Part of the debate – in the Senedd at 3:25 pm on 14 February 2017.
Today’s statement marks the latest phase in the Labour Government’s winding down of Communities First, which was once described as its flagship anti-poverty programme. I would share the disappointment felt by many about the lack of progress in terms of reducing poverty in Wales, and I would like to add Plaid Cymru’s thanks to the existing workforce. Communities First has been a matter of some controversy. I have personally been very critical of the programme’s inability to meet its original objectives, or even to try to measure its success, or otherwise. But I wouldn’t want to see the good elements, or indeed the principle, of an anti-poverty programme disappear. Now, the Cabinet Secretary himself has accused Plaid Cymru of jeopardising this programme over several years. In April 2011, he stated that the scheme was, and I quote, only safe with Labour, and that under Plaid Cymru, I quote again,
‘we can kiss goodbye to the Communities First programme that has helped lift so many deprived areas out of poverty.’

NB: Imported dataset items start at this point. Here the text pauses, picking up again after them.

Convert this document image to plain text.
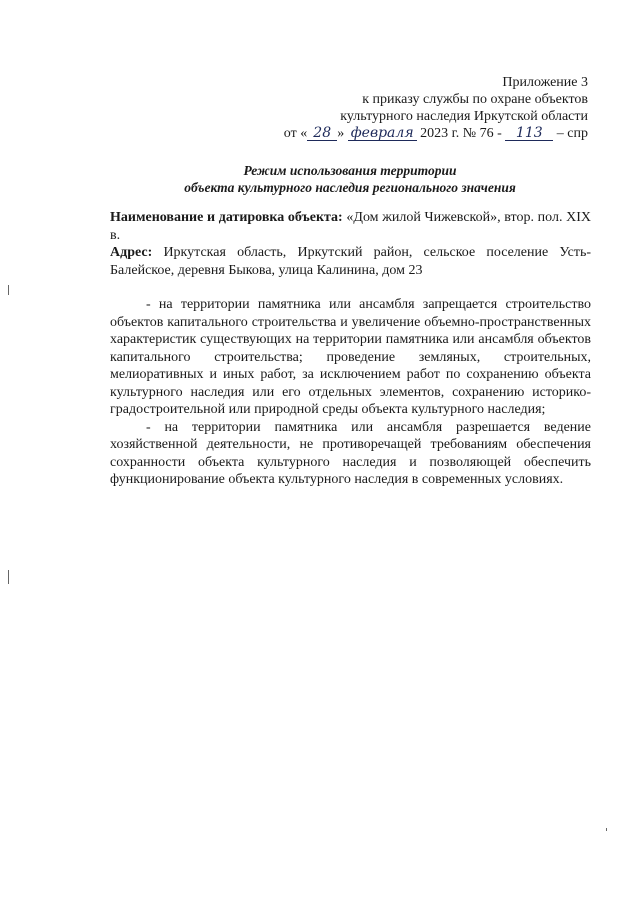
Приложение 3
к приказу службы по охране объектов
культурного наследия Иркутской области
от « 28 » февраля 2023 г. № 76 - 113 – спр
Режим использования территории
объекта культурного наследия регионального значения

Наименование и датировка объекта: «Дом жилой Чижевской», втор. пол. XIX в.

Адрес: Иркутская область, Иркутский район, сельское поселение Усть-Балейское, деревня Быкова, улица Калинина, дом 23

- на территории памятника или ансамбля запрещается строительство объектов капитального строительства и увеличение объемно-пространственных характеристик существующих на территории памятника или ансамбля объектов капитального строительства; проведение земляных, строительных, мелиоративных и иных работ, за исключением работ по сохранению объекта культурного наследия или его отдельных элементов, сохранению историко-градостроительной или природной среды объекта культурного наследия;

- на территории памятника или ансамбля разрешается ведение хозяйственной деятельности, не противоречащей требованиям обеспечения сохранности объекта культурного наследия и позволяющей обеспечить функционирование объекта культурного наследия в современных условиях.
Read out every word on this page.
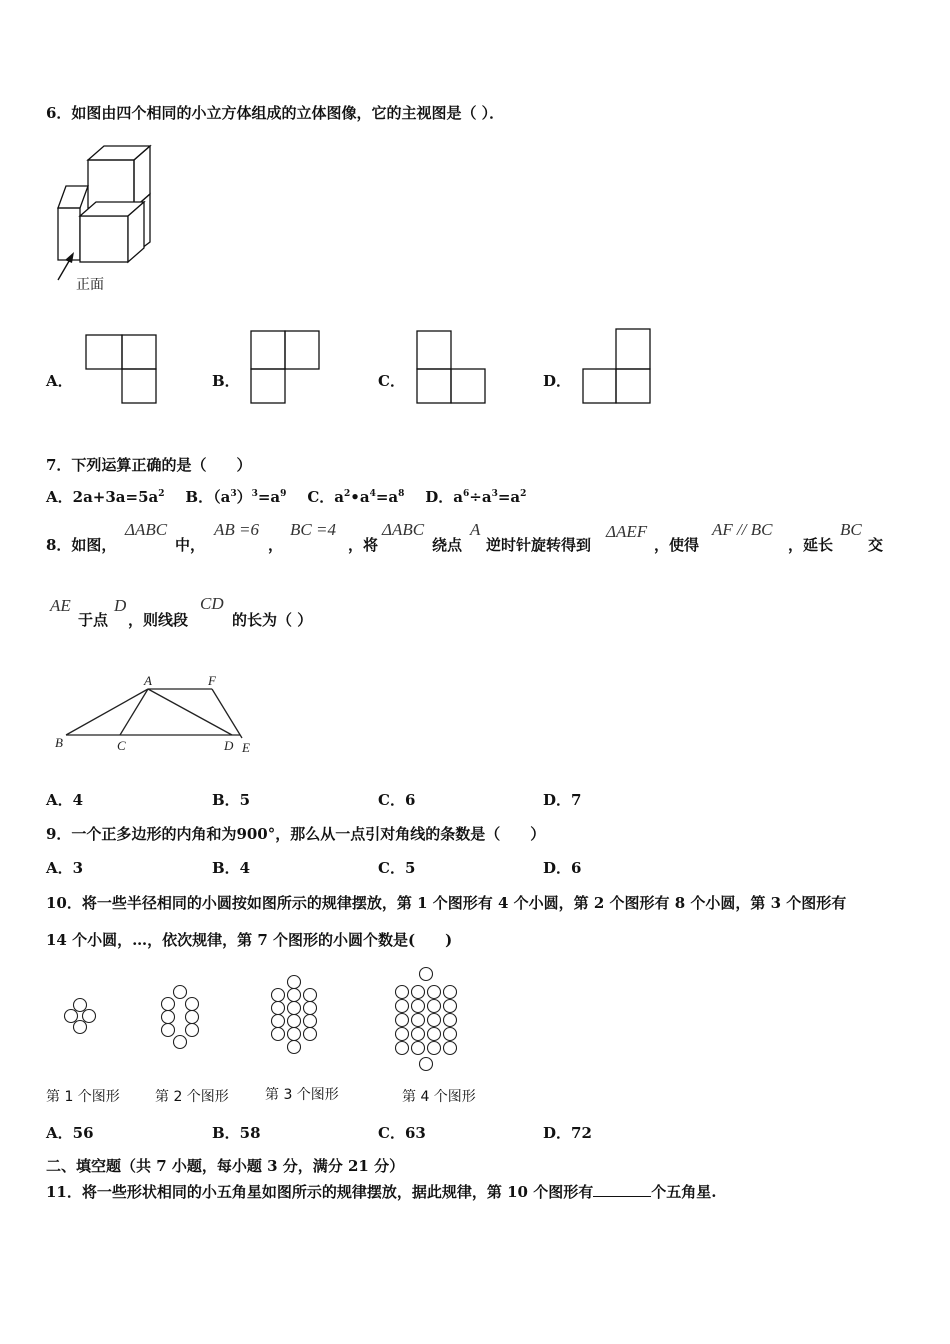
6．如图由四个相同的小立方体组成的立体图像，它的主视图是（ ）．
正面
A．	B．	C．	D．
7．下列运算正确的是（　　）
A．$2a+3a=5a^2$ B．$(a^3)^3=a^9$ C．$a^2•a^4=a^8$ D．$a^6\div a^3=a^2$
8．如图，
ΔABC
中，
AB =6
，
BC =4
，将
ΔABC
绕点
A
逆时针旋转得到
ΔAEF
，使得
AF // BC
，延长
BC
交
AE
于点
D
，则线段
CD
的长为（ ）
A	F
B	C	D E
A．4	B．5	C．6	D．7
9．一个正多边形的内角和为900°，那么从一点引对角线的条数是（　　）
A．3	B．4	C．5	D．6
10．将一些半径相同的小圆按如图所示的规律摆放，第 1 个图形有 4 个小圆，第 2 个图形有 8 个小圆，第 3 个图形有
14 个小圆，…，依次规律，第 7 个图形的小圆个数是(　　)
第 1 个图形	第 2 个图形	第 3 个图形	第 4 个图形
A．56	B．58	C．63	D．72
二、填空题（共 7 小题，每小题 3 分，满分 21 分）
11．将一些形状相同的小五角星如图所示的规律摆放，据此规律，第 10 个图形有	个五角星.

Neither of those statements were true; they were pure spin, and now we see that it’s a Labour Government that is winding down Communities First. Unfortunately, the second part of the Minister’s statement in 2011 wasn’t correct either: the programme hasn’t lifted enough people out of poverty. It didn’t have enough resource or focus. It didn’t follow through on focusing on the communities’ priorities, and the scale and the scope of Communities First was never explained to those communities in an honest way.

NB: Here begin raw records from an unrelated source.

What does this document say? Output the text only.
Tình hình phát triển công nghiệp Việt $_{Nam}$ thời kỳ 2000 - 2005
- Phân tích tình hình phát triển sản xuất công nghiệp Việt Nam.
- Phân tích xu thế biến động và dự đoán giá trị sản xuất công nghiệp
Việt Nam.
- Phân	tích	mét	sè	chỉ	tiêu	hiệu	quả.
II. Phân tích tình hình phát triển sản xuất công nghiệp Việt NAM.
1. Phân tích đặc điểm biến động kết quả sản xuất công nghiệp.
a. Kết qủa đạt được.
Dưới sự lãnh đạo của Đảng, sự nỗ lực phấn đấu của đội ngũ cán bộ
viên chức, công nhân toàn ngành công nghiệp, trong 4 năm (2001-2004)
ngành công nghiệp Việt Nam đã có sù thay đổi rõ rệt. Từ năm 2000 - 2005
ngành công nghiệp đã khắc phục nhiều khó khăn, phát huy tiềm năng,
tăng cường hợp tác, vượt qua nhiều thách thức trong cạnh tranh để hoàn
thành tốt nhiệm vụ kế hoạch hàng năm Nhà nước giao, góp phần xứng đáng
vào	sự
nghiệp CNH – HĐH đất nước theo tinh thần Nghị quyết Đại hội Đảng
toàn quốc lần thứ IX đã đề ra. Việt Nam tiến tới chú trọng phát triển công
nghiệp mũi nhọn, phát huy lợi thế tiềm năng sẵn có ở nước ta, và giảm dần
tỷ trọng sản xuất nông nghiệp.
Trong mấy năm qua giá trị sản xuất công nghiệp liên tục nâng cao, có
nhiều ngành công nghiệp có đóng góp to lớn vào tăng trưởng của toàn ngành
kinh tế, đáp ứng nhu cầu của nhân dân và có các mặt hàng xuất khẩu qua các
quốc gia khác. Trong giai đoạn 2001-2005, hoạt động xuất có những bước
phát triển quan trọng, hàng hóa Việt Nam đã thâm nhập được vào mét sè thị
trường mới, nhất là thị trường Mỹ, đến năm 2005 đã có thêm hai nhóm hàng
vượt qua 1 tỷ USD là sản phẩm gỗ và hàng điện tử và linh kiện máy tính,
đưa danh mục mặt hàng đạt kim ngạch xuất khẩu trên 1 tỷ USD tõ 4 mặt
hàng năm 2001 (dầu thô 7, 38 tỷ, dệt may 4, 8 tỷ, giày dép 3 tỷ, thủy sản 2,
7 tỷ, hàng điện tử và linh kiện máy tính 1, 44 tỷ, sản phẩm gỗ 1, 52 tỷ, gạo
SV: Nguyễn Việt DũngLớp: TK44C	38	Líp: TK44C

Nearly a quarter of people in Wales live in poverty. That figure goes up to nearly a third when we talk about children. If this anti-poverty programme didn’t work, then the question has to be, ‘What do we do instead?’ The problems of poverty and disadvantage have not gone away. In today’s statement, no sufficient replacement scheme is set out, and frankly, that is absolutely scandalous.
The legacy fund for public service boards, at only £6 million, won’t make a dent into deep-rooted poverty issues in our communities. The extra money for community facilities is welcome, but it will be spread very thinly. What happened to your principle of targeting? An extra £12 million on skills from 2018 is simply not sufficient. It will reach too few people. None of this adds up to an anti-poverty programme to replace Communities First, and given that we’re talking about some of the most deprived communities in the whole of the European Union—communities that risk losing that extra funding that they currently get from the EU because they are so poor—now you want to take this money away from them as well.

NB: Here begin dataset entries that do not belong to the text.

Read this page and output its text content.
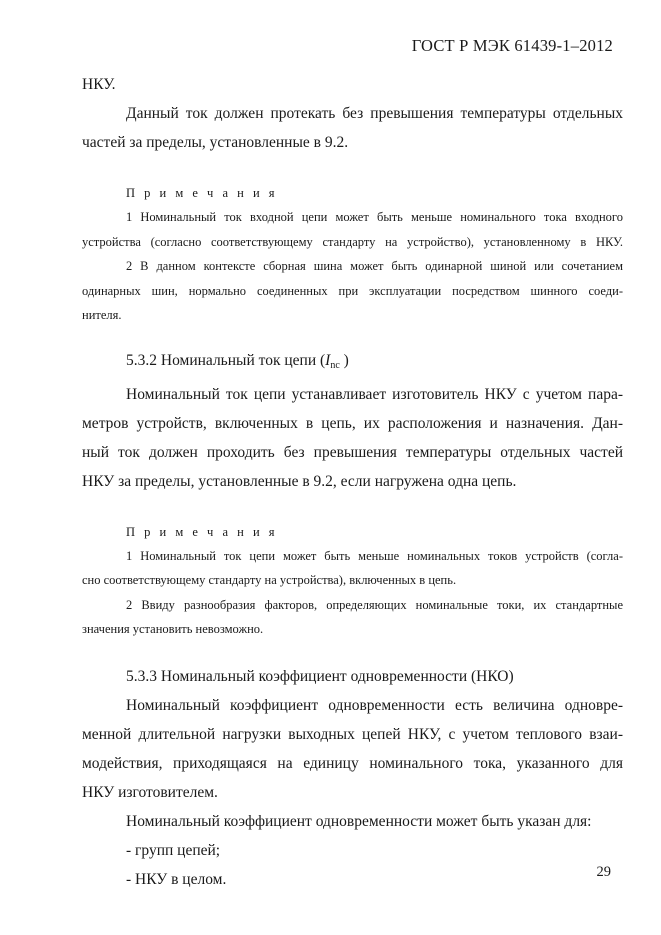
ГОСТ Р МЭК 61439-1–2012

НКУ.

Данный ток должен протекать без превышения температуры отдельных

частей за пределы, установленные в 9.2.

П р и м е ч а н и я

1 Номинальный ток входной цепи может быть меньше номинального тока входного

устройства (согласно соответствующему стандарту на устройство), установленному в НКУ.

2 В данном контексте сборная шина может быть одинарной шиной или сочетанием

одинарных шин, нормально соединенных при эксплуатации посредством шинного соеди-

нителя.

5.3.2 Номинальный ток цепи ($I_{nc}$ )

Номинальный ток цепи устанавливает изготовитель НКУ с учетом пара-

метров устройств, включенных в цепь, их расположения и назначения. Дан-

ный ток должен проходить без превышения температуры отдельных частей

НКУ за пределы, установленные в 9.2, если нагружена одна цепь.

П р и м е ч а н и я

1 Номинальный ток цепи может быть меньше номинальных токов устройств (согла-

сно соответствующему стандарту на устройства), включенных в цепь.

2 Ввиду разнообразия факторов, определяющих номинальные токи, их стандартные

значения установить невозможно.

5.3.3 Номинальный коэффициент одновременности (НКО)

Номинальный коэффициент одновременности есть величина одновре-

менной длительной нагрузки выходных цепей НКУ, с учетом теплового взаи-

модействия, приходящаяся на единицу номинального тока, указанного для

НКУ изготовителем.

Номинальный коэффициент одновременности может быть указан для:

- групп цепей;

- НКУ в целом.	29
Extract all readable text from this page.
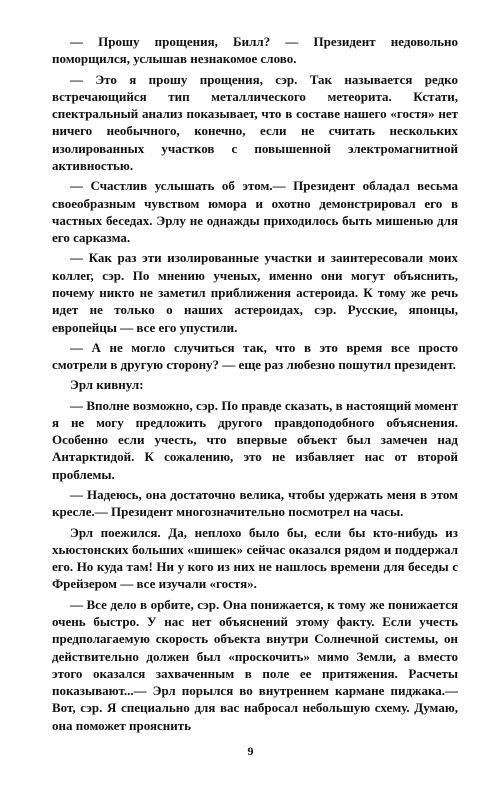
— Прошу прощения, Билл? — Президент недовольно поморщился, услышав незнакомое слово.

— Это я прошу прощения, сэр. Так называется редко встречающийся тип металлического метеорита. Кстати, спектральный анализ показывает, что в составе нашего «гостя» нет ничего необычного, конечно, если не считать нескольких изолированных участков с повышенной электромагнитной активностью.

— Счастлив услышать об этом.— Президент обладал весьма своеобразным чувством юмора и охотно демонстрировал его в частных беседах. Эрлу не однажды приходилось быть мишенью для его сарказма.

— Как раз эти изолированные участки и заинтересовали моих коллег, сэр. По мнению ученых, именно они могут объяснить, почему никто не заметил приближения астероида. К тому же речь идет не только о наших астероидах, сэр. Русские, японцы, европейцы — все его упустили.

— А не могло случиться так, что в это время все просто смотрели в другую сторону? — еще раз любезно пошутил президент.

Эрл кивнул:

— Вполне возможно, сэр. По правде сказать, в настоящий момент я не могу предложить другого правдоподобного объяснения. Особенно если учесть, что впервые объект был замечен над Антарктидой. К сожалению, это не избавляет нас от второй проблемы.

— Надеюсь, она достаточно велика, чтобы удержать меня в этом кресле.— Президент многозначительно посмотрел на часы.

Эрл поежился. Да, неплохо было бы, если бы кто-нибудь из хьюстонских больших «шишек» сейчас оказался рядом и поддержал его. Но куда там! Ни у кого из них не нашлось времени для беседы с Фрейзером — все изучали «гостя».

— Все дело в орбите, сэр. Она понижается, к тому же понижается очень быстро. У нас нет объяснений этому факту. Если учесть предполагаемую скорость объекта внутри Солнечной системы, он действительно должен был «проскочить» мимо Земли, а вместо этого оказался захваченным в поле ее притяжения. Расчеты показывают...— Эрл порылся во внутреннем кармане пиджака.— Вот, сэр. Я специально для вас набросал небольшую схему. Думаю, она поможет прояснить

9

Nothing, nothing at all, in this statement today shows the urgency with which we need to tackle poverty in this country. There is so little ambition here, and there is so little in the way of new investment or funding. Of course, we’ve got plenty of buzzwords—exactly the same buzzwords that people in our poorest communities have been sold for years. Well, let me tell you something, Cabinet Secretary: people have had enough of those buzzwords, and they have had enough of being let down by this Government. Will the Cabinet Secretary acknowledge that what he has done in this statement is to just list a number of schemes that are already happening, and will he clarify whether there will be a budgetary saving to phasing out Communities First, and if so, how much? Will he commit today to reinvesting the entire amount of money currently spent on the programme, and, finally, will he accept that what he is doing with his statement is pulling the rug out from underneath our poorest communities, giving us little, if any, assurances that there will be an alternative way of focusing on and tackling poverty? This is you walking away from our poorest communities. Isn’t that the case, Cabinet Secretary?